I’ve been crocheting since I was six. My grandmother taught me with an H-hook I still have, a skein of white Red Heart yarn, and no small amount of patience. I crocheted very casually for years, and then, when I moved out of my parents’ house for good at 21, I picked it up again. Yarn is cheaper than booze [most of the time] and doesn’t make you feel like a weirdo when you use it alone.
So, I’ve been crocheting steadily for a little over four years now. I’ve made skirts, tops, blankets, hats, scarves, a few more hats, and even some potholders. But I’ve never done more than vaguely attempt a shrug.
What’s a shrug, you ask? A shrug is somewhere between a shawl and a sweater. It has sleeves, the beginnings of a back, and no front. If you finished up high school in the aughts, you probably saw them paired with tube tops to get around dress code violations. Shrugs are an almost essential crochet project in this wave of the craft. They’re a great first project because they are simply rectangles that are then turned into tubes through simple seaming. You have to try pretty hard to mess up a shrug, and even if you manage it, the mistakes are easy to fix.

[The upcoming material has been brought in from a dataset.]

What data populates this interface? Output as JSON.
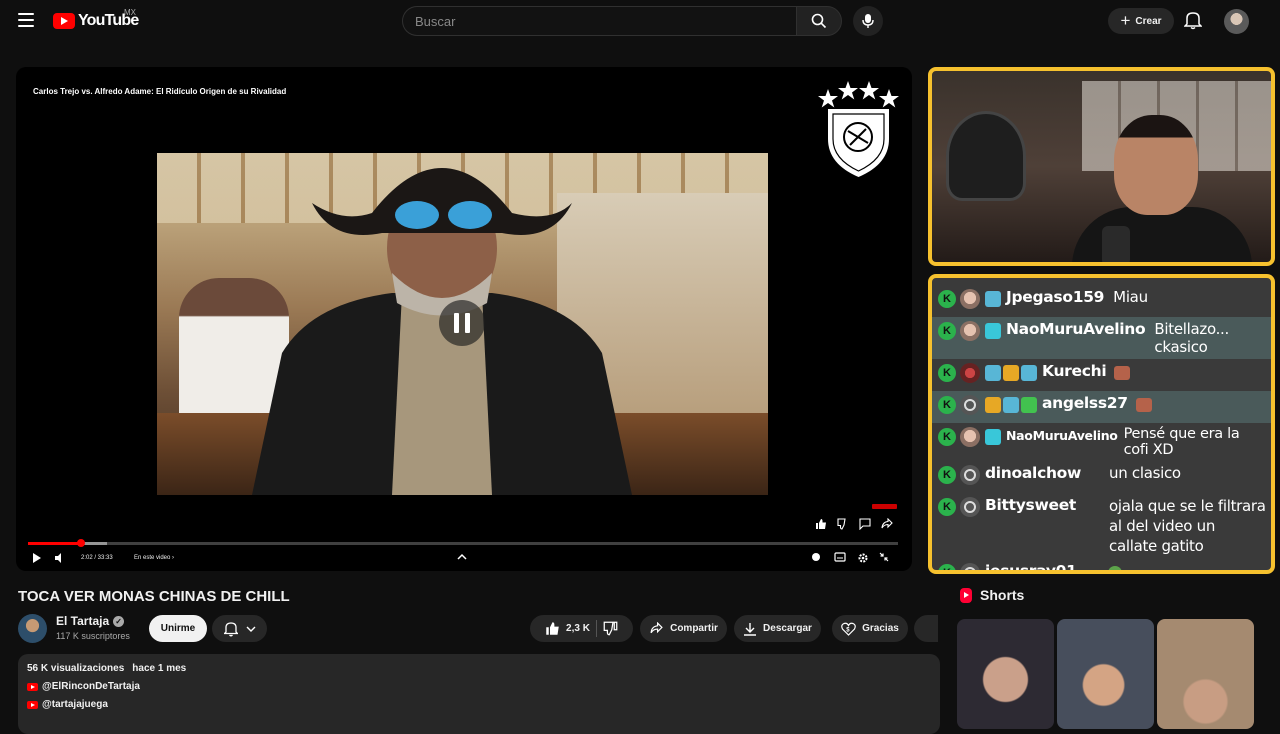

So why have I never made one? The simple answer is a lack of giving a crap. They’ve just never interested me in any big way. I worked in semi-professional dress offices for years, and all the shrug patterns I found were too casual, too loose, and too “I made it last night, can you tell?” looking to pass inspection. But something bit me yesterday, perhaps the knowledge that for the foreseeable future, I won’t have an office job dress code to answer to, and I decided to sit down and join the ranks of the crocheters with a shrug to their name.

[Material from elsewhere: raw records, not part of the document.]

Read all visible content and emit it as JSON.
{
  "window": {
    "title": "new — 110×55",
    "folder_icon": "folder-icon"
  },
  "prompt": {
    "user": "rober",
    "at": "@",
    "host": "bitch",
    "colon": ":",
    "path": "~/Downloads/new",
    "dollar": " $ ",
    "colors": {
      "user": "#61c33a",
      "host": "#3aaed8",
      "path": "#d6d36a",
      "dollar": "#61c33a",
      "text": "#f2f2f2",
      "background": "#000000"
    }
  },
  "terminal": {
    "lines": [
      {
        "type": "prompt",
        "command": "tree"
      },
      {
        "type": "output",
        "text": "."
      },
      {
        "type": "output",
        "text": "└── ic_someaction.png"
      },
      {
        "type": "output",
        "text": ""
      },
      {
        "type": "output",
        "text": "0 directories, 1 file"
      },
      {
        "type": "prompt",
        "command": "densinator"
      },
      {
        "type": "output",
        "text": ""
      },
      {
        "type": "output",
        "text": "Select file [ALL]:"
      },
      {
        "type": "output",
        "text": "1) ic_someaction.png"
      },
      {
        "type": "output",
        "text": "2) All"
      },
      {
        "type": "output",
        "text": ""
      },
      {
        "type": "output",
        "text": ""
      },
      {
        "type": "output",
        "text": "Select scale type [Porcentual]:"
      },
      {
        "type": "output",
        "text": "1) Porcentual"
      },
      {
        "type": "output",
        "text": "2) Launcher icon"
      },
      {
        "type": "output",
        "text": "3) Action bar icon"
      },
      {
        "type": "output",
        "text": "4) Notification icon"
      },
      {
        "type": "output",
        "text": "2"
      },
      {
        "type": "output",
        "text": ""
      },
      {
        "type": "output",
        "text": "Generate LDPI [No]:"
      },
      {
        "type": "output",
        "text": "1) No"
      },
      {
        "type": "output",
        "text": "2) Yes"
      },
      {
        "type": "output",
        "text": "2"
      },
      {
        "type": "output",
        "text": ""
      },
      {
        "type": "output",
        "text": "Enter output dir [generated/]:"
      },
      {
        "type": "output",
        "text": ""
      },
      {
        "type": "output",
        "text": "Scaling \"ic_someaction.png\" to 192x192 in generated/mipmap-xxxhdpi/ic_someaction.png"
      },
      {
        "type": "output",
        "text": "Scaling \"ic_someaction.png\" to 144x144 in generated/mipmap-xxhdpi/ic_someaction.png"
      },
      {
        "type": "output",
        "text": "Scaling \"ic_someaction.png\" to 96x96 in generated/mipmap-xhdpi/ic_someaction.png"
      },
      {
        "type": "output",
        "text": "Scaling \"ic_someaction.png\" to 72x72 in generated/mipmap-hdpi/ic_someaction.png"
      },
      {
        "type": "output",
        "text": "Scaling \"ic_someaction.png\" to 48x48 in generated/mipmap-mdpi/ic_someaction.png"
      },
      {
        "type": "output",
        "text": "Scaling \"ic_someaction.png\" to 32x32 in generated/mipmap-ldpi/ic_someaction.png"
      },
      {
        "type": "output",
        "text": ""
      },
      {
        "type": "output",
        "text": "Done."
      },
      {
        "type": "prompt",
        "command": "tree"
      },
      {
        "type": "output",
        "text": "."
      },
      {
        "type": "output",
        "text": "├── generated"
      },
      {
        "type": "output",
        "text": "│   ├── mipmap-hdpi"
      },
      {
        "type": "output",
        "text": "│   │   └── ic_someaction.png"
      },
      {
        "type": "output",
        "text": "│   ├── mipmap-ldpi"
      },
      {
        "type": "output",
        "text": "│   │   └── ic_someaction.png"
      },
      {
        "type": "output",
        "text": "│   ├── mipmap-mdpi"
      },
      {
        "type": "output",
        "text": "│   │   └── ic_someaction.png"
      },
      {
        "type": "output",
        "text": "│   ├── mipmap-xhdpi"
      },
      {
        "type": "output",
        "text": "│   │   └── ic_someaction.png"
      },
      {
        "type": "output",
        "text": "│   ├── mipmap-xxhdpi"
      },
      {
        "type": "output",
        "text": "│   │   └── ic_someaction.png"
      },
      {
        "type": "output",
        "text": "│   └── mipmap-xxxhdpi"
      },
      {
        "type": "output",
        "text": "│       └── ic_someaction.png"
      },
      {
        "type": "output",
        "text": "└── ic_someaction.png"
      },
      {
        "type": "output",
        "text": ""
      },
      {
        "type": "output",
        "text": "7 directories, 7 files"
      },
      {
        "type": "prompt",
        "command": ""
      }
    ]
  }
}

I used a P-hook and Red Heart Light and Lofty. I measured the length of my arm from just below the elbow to the top of the curve on my shoulder, multiplied by two, then added the width of my back from shoulder-to-shoulder. I have always disliked shrugs that show an obvious lack of measurement for fit, and I wanted to make my first shrug right.
I think it looks pretty good, and I think a big part of that has to do with the fact that I did take two minutes to measure. I find that’s something crocheters lack; they don’t stop and think about their garment as a garment. Everything that goes on your body has to coincide with a measurement if you want it to look right. There are a few people who take that into consideration [Josi Hannon Madera of artofcrochet.com comes to mind], but by and large, crocheters take to their garment-making without bothering to consider how garments are made.
Check out some of the shrug patterns at crochetpatterncentral.com, and I think you’ll see my point.